Zu einer Gefahrerhöhung hat es ganz wesentlich geführt, dass das natürliche Ufer des Teiches abgetragen und der Damm am Westufer in einem Winkel von 39 bis zu 45 Grad mit Gehweg-Pflastersteinen befestigt worden ist. Diese Maßnahme wirkte gleich in mehrfacher Hinsicht gefahrerhöhend, indem sie die Möglichkeiten, den Teich am Westufer aus eigener Kraft zu verlassen, ganz erheblich reduziert hat. Zunächst war zu beachten, dass die verwandten Pflastersteine aufgrund ihrer Oberflächenbeschaffenheit bei Nässe und insbesondere noch in Verbindung mit dem Teichschlamm eine äußerst rutschige Oberfläche ergaben. Durch den Winkel, in dem die Befestigung angebracht war, wurde der Ausstieg aus dem Teich an dieser Stelle nochmals gravierend erschwert. Hierbei ist zu beachten, dass eine Uferneigung von 45 Grad – eine Steigung von 100 Prozent – einen Winkel darstellt, der bei natürlichen Gewässern in der Regel nicht vorkommt, da bei einer derartig steilen Ufergestaltung stets Landmasse abrutschen und automatisch zu einer Verflachung des Uferbereiches führen würde. Zudem brachte es die Versiegelung des Ufers mit sich, dass ein Bewuchs mit möglicherweise rettendem Wurzelwerk, an dem sich eine Person, die versehentlich an dieser Stelle ins Wasser geraten ist, festhalten könnte, weitgehend verhindert wird. Dass diese angeführte Gefahrerhöhung durch die Befestigung des Dammes nicht nur theoretisch möglich sondern auch praktisch eingetreten ist, ergab sich insbesondere daraus, dass weder der Ersthelfer noch die eingesetzten Rettungstaucher den Teich in diesem Uferbereich aus eigener Kraft wieder verlassen konnten.

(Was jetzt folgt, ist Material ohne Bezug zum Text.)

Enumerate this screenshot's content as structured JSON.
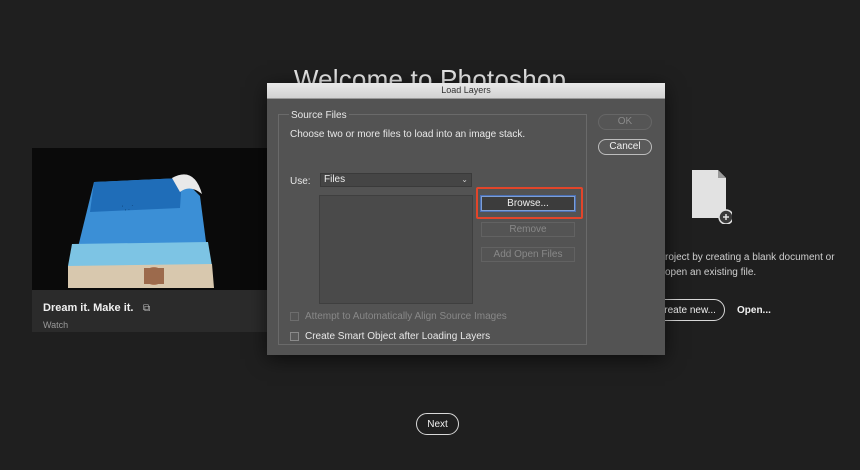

 (b) Wasserfläche, Wassertiefe und Beschaffenheit der Teichsohle

Zu der steilen Befestigung des Teichufers kam – wiederum gefahrerhöhend – die Befestigung der Teichsohle durch Beton, wobei zumindest am Westufer die Befestigung mit den Pflastersteinen unmittelbar in die Betonsohle überging. Das befestigte Teichufer setzte sich hierbei im Winkel von bis zu 45 Grad fort. Ein Besucher des Teiches, der versehentlich am Ufer ins Rutschen kommt, rutscht bei diesen Begebenheiten voraussichtlich bis zur tiefsten Stelle des Teiches oder bis seine Füße den Kontakt zum Boden verlieren. Gerade für Kinder stellt dies eine weitere, massive Gefahrerhöhung dar, die aufgrund des trüben Wassers auch dann nicht zu erkennen war, wenn man direkt am Teichufer stand. Aufgrund der Uferbeschaffenheit wäre – insbesondere für ein Kind – die einzige Möglichkeit, aus dem Teich heraus zu gelangen, diejenige gewesen, die Teichfläche von mehr als 2000 m² zu überqueren und an einer seichteren Stelle aus dem Wasser zu gelangen. Im Hinblick auf die Ausführungen des rechtsmedizinischen Sachverständigen, dass bereits nach wenigen Sekunden bei ungeübten Menschen ein Atemreflex auftritt und kurz darauf Panik eintritt, war insbesondere von Kindern nicht zu erwarten, dass sie sich in einer entsprechenden Situation rational verhalten und sich zu einem weiter entfernt liegenden Ufer begeben würden.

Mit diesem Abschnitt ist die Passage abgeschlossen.